Delivery of IRIS to the target site is one aspect. But what happens with the time scheduling for the expression of IRIS’ genes? We don’t want the inserted genes to be expressed while the bacteria are still being delivered to the tumor. These genes should be expressed when the bacteria are located and proliferating in the tumor site, so that PpIX is accumulated in cancer cells.

To address this matter, we propose the employment of a Quorum Sensing System. Under quorum-sensing-control, the expression of IRIS’ genes within the tumor microenvironment is going to begin once the bacterial population reaches a certain threshold. Quorum Sensing, can for example regulate the expression of T7 RNA Polymerase, the basic regulatory element of our genes, since they are all expressed under T7 promoters. For that concept to take place, the final bacteria chassis used for the expression of our genes, should not contain any T7 RNA Polymerase gene.

4. Kill switch mechanism

In order to make IRIS a safer project, thus increasing the possibilities for it to be used in real-case scenarios, a kill switch mechanism can also be employed.
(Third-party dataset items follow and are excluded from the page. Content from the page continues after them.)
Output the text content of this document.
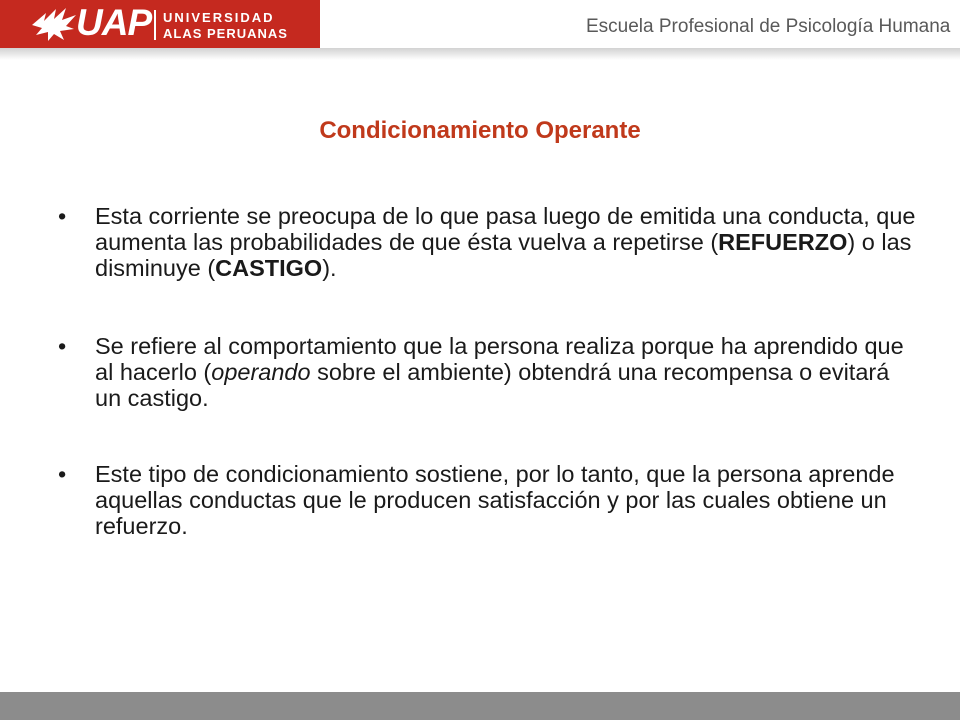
UAP UNIVERSIDAD
ALAS PERUANAS	Escuela Profesional de Psicología Humana
Condicionamiento Operante

• Esta corriente se preocupa de lo que pasa luego de emitida una conducta, que aumenta las probabilidades de que ésta vuelva a repetirse (REFUERZO) o las disminuye (CASTIGO).

• Se refiere al comportamiento que la persona realiza porque ha aprendido que al hacerlo (operando sobre el ambiente) obtendrá una recompensa o evitará un castigo.

• Este tipo de condicionamiento sostiene, por lo tanto, que la persona aprende aquellas conductas que le producen satisfacción y por las cuales obtiene un refuerzo.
The main goal of this mechanism would be to eliminate the bacteria once they have successfully performed PDT. The bacteria would be genetically modified to generate a self-destructive element, such as a toxin, when certain events take place. For example, a population-based mechanism or a substance released after the cellular death of cancer cells could induce the toxin’s expression. In that way, our bacteria are not going to accumulate in the body, therefore, lowering the chances for side-effects or other possible threats for the patient.

Given the fact that co-overexpressing IRIS with cancer cells proves our concept, this sets the threshold for moving from the in-vitro stage, to in-vivo experiments. Of course, in order to perform in-vivo experiments, compliance with ethical standards and approval from regulatory authorities must be taken into account.

The first in-vivo experiments would be conducted on animal models, to check that everything is under control, before scaling up to human trials. All these events may sound pretty ambitious, but in the long term, our project is driven by the ultimate goal of creating a profound impact in the field of cancer treatment globally.

Photodynamic Therapy (PDT) and Bacteria-Mediated Tumor Therapy (BMTT) have not been used in a single project yet.

Our team envisions a revolutionary approach to solid tumor therapy, where IRIS, a genetically engineered machine conducts PDT directly within the tumor's microenvironment, eliminating the reliance on external light sources or other parameters. That is a groundbreaking development in cancer treatment, and our team aspires to witness it being widespread adopted and further developed on a global scale.

We have already established a few valuable connections with professors and medical experts specializing in the field of cancer. These collaborations have been significantly helpful for our better understanding of how our project can be applied successfully on real-case scenarios. We are committed to maintaining active engagement with the medical community, so that we can also gather valuable insights, refine our techniques, and validate the effectiveness of our treatment in controlled laboratory settings in the future.

In-vivo experiments are going to evaluate the efficacy, safety, and potential side effects of our treatment in a real clinical setting. Results derived from these trials will be instrumental in refining our approach and demonstrating its effectiveness in treating cancer in human subjects.

In the long term, our vision extends beyond research and development. We aim to establish strategic partnerships with pharmaceutical companies, biotechnology firms, and medical institutions to facilitate the production, distribution, and administration of our treatment on a larger scale. These collaborations will ensure that our innovative approach reaches patients in need and has a tangible impact on combating cancer worldwide.